Harapan yang tidak dikaitkan dengan sesuatu disebut angan-angan. Harapan berbeda dengan angan-angan. Setiap orang yang berharap pasti ada rasa khawatir. Seorang yang berjalan di jalan raya bila merasa khawatir, ia akan mempercepat jalannya, takut kehilangan sesuatu.
Allah SWT berfirman:
"Sesungguhnya orang-orang yang berhati-hati karena takut akan (azab) Tuhan mereka, dan orang-orang yang beriman dengan ayat Tuhan mereka dan orang-orang yang tidk mempersekutukan dengan Tuhan mereka (sesuatu apapun), dan orang-orang yang memberikan apa yang telah mereka berikan, dengam hati yang takut, (karena mereka tahu bahwa) sesunggunya mereka akan kembali kepada Tuhan mereka. Mereka itu segera mendapatkan kebaikan-kebaikan, dan merekalah orang-orang yang segera memperolehnya." (QS. Al-Mu'minun: 57-61)

Allah mensifati orang-orang yang bahagia dengan ihsan 'kebaikan' dan khauf 'kekhawatiran'. Sebaliknya, Allah justru memberi sifat orang-orang yang jahat dengan keburukan dan rasa aman. Maksudnya, orang yang beramal kebaikan itu pasti bahagia, namun mereka tetap merasa khawatir, sedangkan orang-orang yang berbuat kejahatan pasti hina, tetapi ia merasa aman.

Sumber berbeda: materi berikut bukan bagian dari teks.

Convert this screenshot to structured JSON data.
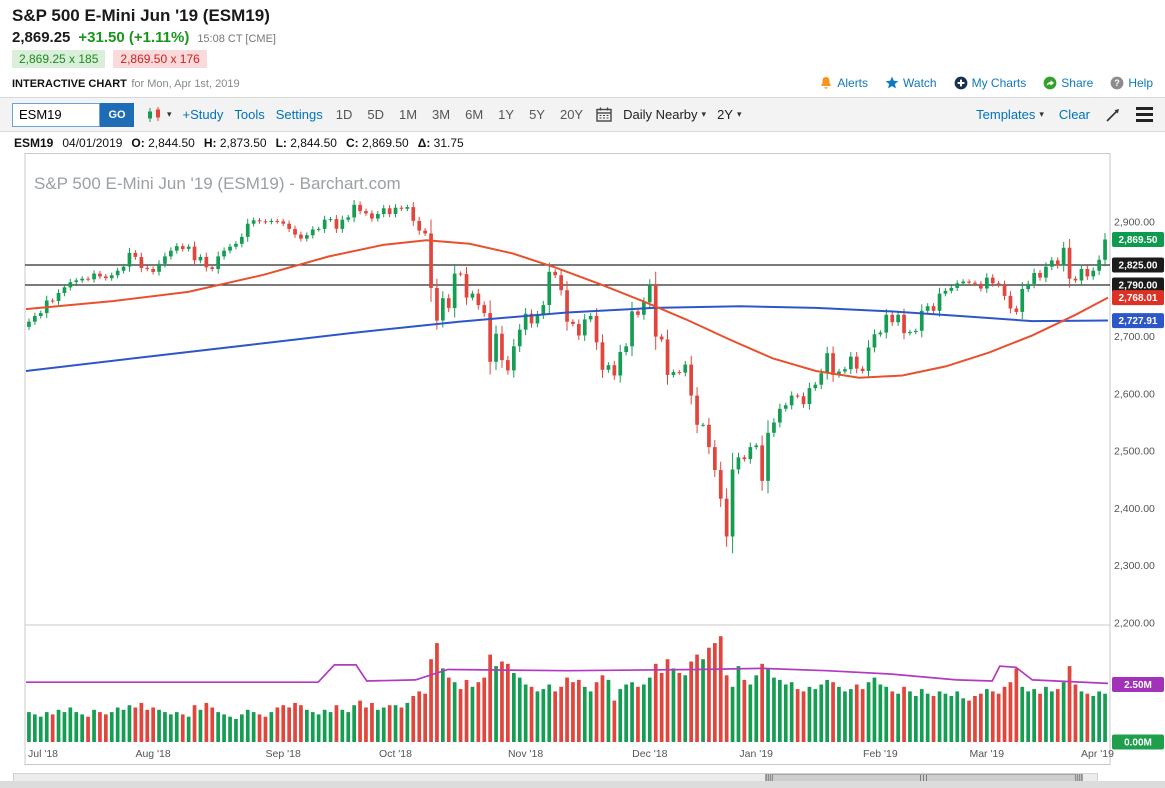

Orang-orang yang merenungkan keadaan para sahabat tentu akan menemukan mereka dalam puncak amal dan puncak kekhawatiran, sedangkan kita semua berada pada posisi kekurangan, bahkan melampui batas, tetapi perasaan kita aman-aman saja. Duhai celaka! Mari kita ikuti kisah-kisah mereka.

Abubakar ash-Shiddiq r.a
Abubakar berkata, "Aku mengingikan diriku seperti sehelai rambut dibelah orang mukmin." Riwayat ini disebutkan oleh Imam Ahmad.
Diriwayatkan pula tentang Abubakar bahwa ia memegang lidahnya lalu berkata, " Inilah yang menyeretku ke tempat yang berbahaya." Lalu Abubakar menangis seraya melanjutkan, "Menangislah, kalau tidak menangis, pura-pura menangislah." Lalu ia berdiri shalat. Ia seperti sebuah tiang: tak bergerak karena takut kepada Allah.

Umar ibn Khatab r.a
Sahabat setia rasul ini telah membaca surat at-Thur. Ketika sampai pada ayat, "Sesungguhnya siksa Tuhanmu pasti terjadi", ia menangis tersedu-sedu hingga jatuh sakit dan banyak orang menengoknya.

Utsman ibn Affan r.a
Ketika berdiri diatas kuburan, Utsman menangis hingga basahlah jenggotnya. Ia berkata, "Seandainya berada diantara surga dan neraka, aku tidak tahu yang mana di antara kedua tempat itu yang diperintahkan untukku. Kalaulah bisa, aku memilih menjadi abu sebelum aku tahu ke mana aku nanti."

Ali ibn Abu Thalib r.a
Inilah Ali ibn Abi Thalib r.a dengan tangisan dan kekhawatirannya. Rasa takut yang ada padanya disebabkan dua hal, yaitu panjang angan dan hawa nafsu yang diperturutkan.
Keponakan Nabi ini merenungi hakekat. Ia berkata, "Panjang angan akan menjadi seseorang lupa akhirat, sementara hawa nafsu yang diperturutkan akan menghalangi orang dari kebenaran. Sesungguhnya dunia ini telah pergi dan akhirat telah tiba. Setiap wanita yang mempunyai banyak anak, hendaknya menjadikan mereka anak akhirat, dan janganlah menjadikan sebagai anak dunia. Sesungguhnya hari ini adalah hari amal dan bukan perhitungan, sedangkan besok adalah hari perhitungan tanpa amal.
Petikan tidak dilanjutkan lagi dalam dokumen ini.